Zhang Yadong (张亚东 (Zhāng Yàdōng), born in Shanxi, China, 11 March 1969) is one of China's best-known record producers, known as "the golden producer".

His mother was a Shanxi Opera singer. He learned the cello from age 8 and began composing when he was 13. From 1991 he worked in music production in Beijing, and he produced his own debut album Ya Tung in 1998.

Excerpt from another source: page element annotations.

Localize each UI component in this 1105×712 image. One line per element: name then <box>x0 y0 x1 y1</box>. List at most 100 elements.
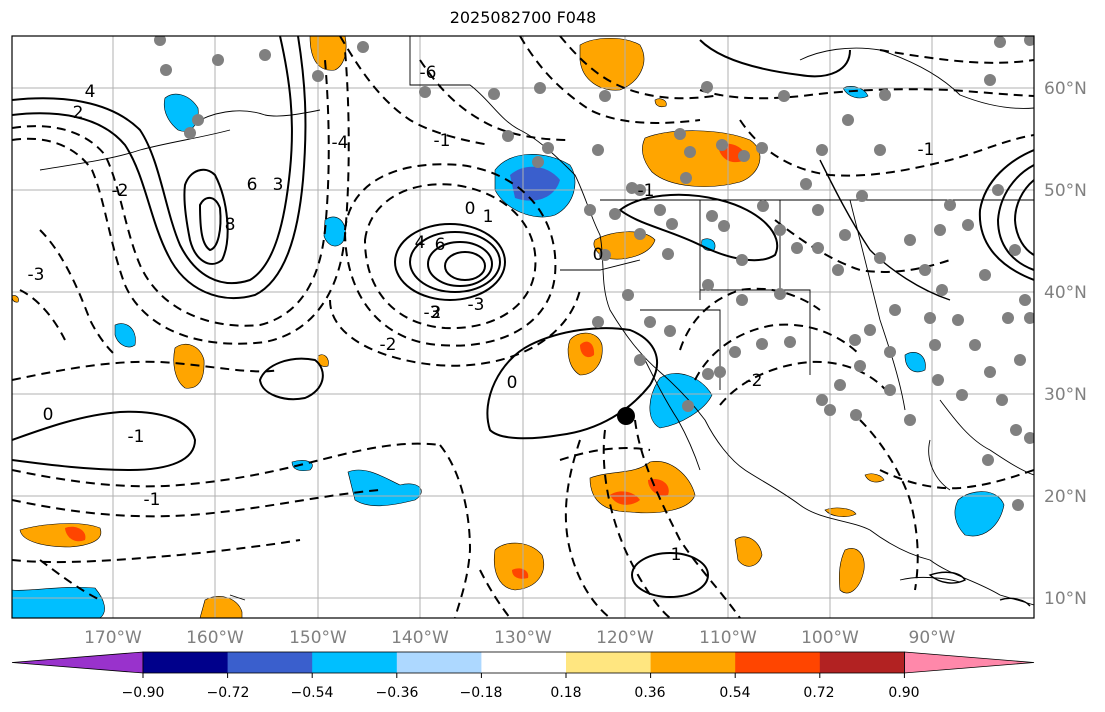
station-marker <box>1009 244 1021 256</box>
station-marker <box>757 200 769 212</box>
contour-label: 8 <box>225 215 236 235</box>
station-marker <box>1024 312 1034 324</box>
latitude-labels: 60°N 50°N 40°N 30°N 20°N 10°N <box>1044 79 1087 609</box>
station-marker <box>832 264 844 276</box>
positive-patch <box>199 596 243 618</box>
positive-patch <box>19 523 102 548</box>
positive-patch <box>838 548 865 594</box>
station-marker <box>1024 432 1034 444</box>
station-marker <box>634 354 646 366</box>
contour-label: -6 <box>420 63 437 83</box>
station-marker <box>738 150 750 162</box>
station-marker <box>312 70 324 82</box>
positive-strong-patch <box>580 341 595 358</box>
negative-patch <box>12 586 105 618</box>
station-marker <box>982 454 994 466</box>
station-marker <box>1012 499 1024 511</box>
station-marker <box>996 394 1008 406</box>
station-marker <box>756 338 768 350</box>
station-marker <box>889 304 901 316</box>
positive-patch <box>824 507 857 517</box>
station-marker <box>212 54 224 66</box>
station-marker <box>784 336 796 348</box>
contour-label-group: 4 2 -2 -3 6 3 -4 8 -6 0 -1 1 4 6 -3 2 -3… <box>28 63 935 565</box>
shading-layer <box>12 36 1005 618</box>
station-marker <box>816 144 828 156</box>
station-marker <box>984 366 996 378</box>
station-marker <box>702 368 714 380</box>
lat-label: 20°N <box>1044 487 1087 507</box>
contour-label: 0 <box>43 405 54 425</box>
contour-label: 2 <box>431 303 442 323</box>
station-marker <box>716 139 728 151</box>
colorbar-tick-label: 0.90 <box>888 685 919 701</box>
station-marker <box>718 220 730 232</box>
contour-label: -3 <box>28 265 45 285</box>
map-border <box>11 35 1035 619</box>
station-marker <box>856 190 868 202</box>
contour-label: -1 <box>128 427 145 447</box>
contour-label: 1 <box>671 545 682 565</box>
colorbar-tick-label: 0.54 <box>719 685 750 701</box>
contour-label: -3 <box>468 295 485 315</box>
station-marker <box>774 288 786 300</box>
positive-strong-patch <box>512 568 529 579</box>
station-marker <box>874 144 886 156</box>
colorbar-segment <box>650 652 736 673</box>
contour-lines <box>12 36 1034 618</box>
station-marker <box>984 74 996 86</box>
station-marker <box>634 228 646 240</box>
lat-label: 10°N <box>1044 589 1087 609</box>
station-marker <box>154 36 166 46</box>
colorbar-segment <box>819 652 905 673</box>
colorbar-segment <box>566 652 652 673</box>
station-marker <box>919 264 931 276</box>
station-marker <box>729 346 741 358</box>
station-marker <box>812 204 824 216</box>
station-marker <box>534 82 546 94</box>
station-marker <box>850 409 862 421</box>
positive-patch <box>579 38 645 91</box>
station-marker <box>842 114 854 126</box>
station-marker <box>934 224 946 236</box>
station-marker <box>644 316 656 328</box>
station-marker <box>592 144 604 156</box>
contour-label: 4 <box>85 82 96 102</box>
positive-patch <box>589 461 696 514</box>
station-marker <box>824 404 836 416</box>
station-marker <box>662 248 674 260</box>
colorbar <box>11 651 1035 678</box>
station-marker <box>864 324 876 336</box>
station-marker <box>706 210 718 222</box>
lon-label: 170°W <box>84 628 142 648</box>
contour-label: -2 <box>746 371 763 391</box>
station-marker <box>609 208 621 220</box>
lon-label: 140°W <box>391 628 449 648</box>
station-marker <box>800 178 812 190</box>
station-marker <box>812 242 824 254</box>
negative-patch <box>649 373 713 429</box>
station-marker <box>756 142 768 154</box>
station-marker <box>839 229 851 241</box>
station-marker <box>956 389 968 401</box>
negative-patch <box>904 351 926 373</box>
station-marker <box>584 204 596 216</box>
colorbar-tick-label: −0.90 <box>122 685 165 701</box>
lat-label: 50°N <box>1044 181 1087 201</box>
station-marker <box>969 339 981 351</box>
station-marker <box>622 289 634 301</box>
lon-label: 110°W <box>699 628 757 648</box>
contour-label: 2 <box>73 103 84 123</box>
contour-label: -3 <box>424 303 441 323</box>
contour-label: 0 <box>593 245 604 265</box>
station-marker <box>259 49 271 61</box>
contour-label: -1 <box>918 140 935 160</box>
station-marker <box>924 312 936 324</box>
storm-center-marker[interactable] <box>617 407 635 425</box>
station-marker <box>952 314 964 326</box>
negative-patch <box>291 460 313 472</box>
station-marker <box>736 254 748 266</box>
contour-label: 0 <box>465 199 476 219</box>
colorbar-segment <box>396 652 482 673</box>
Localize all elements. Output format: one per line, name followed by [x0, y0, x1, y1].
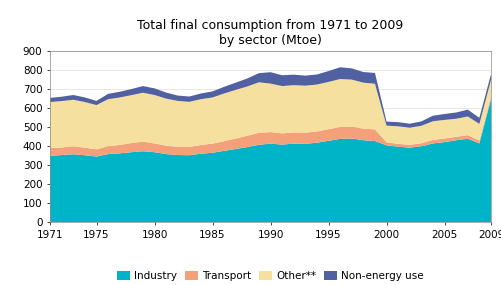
Title: Total final consumption from 1971 to 2009
by sector (Mtoe): Total final consumption from 1971 to 200… — [137, 19, 404, 47]
Legend: Industry, Transport, Other**, Non-energy use: Industry, Transport, Other**, Non-energy… — [113, 267, 428, 285]
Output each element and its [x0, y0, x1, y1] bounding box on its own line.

He has worked with many notable artists of Chinese rock. Among his best known works as a producer are the albums Random Thoughts (1994), Fuzao (1996), Fable (2000) and To Love (2003) for Faye Wong.He has also worked with Dou Wei on his second solo album Sunny Days (1995). His other credits include albums and singles for Xu Wei, Underground Baby, Catcher in the Rye, Thin Man, Pu Shu, Ai Jing, Han Hong, duo Yu Quan, Zhao Wei, Chen Lin, Hannah Kim (金海心), and Wang Feng. Zhang Yadong produced Yang Kun's "Hui Bu Hui" ("Will We"), the theme song for the film Lost in Panic Cruise.

In 2004 he and Song Ke took control of Taihe Rye Music, which was then a subsidiary of Warner Music Group, to make it an independent record label in China. In 2006, Zhang formed another company, "Dong Yue" (Dong's music).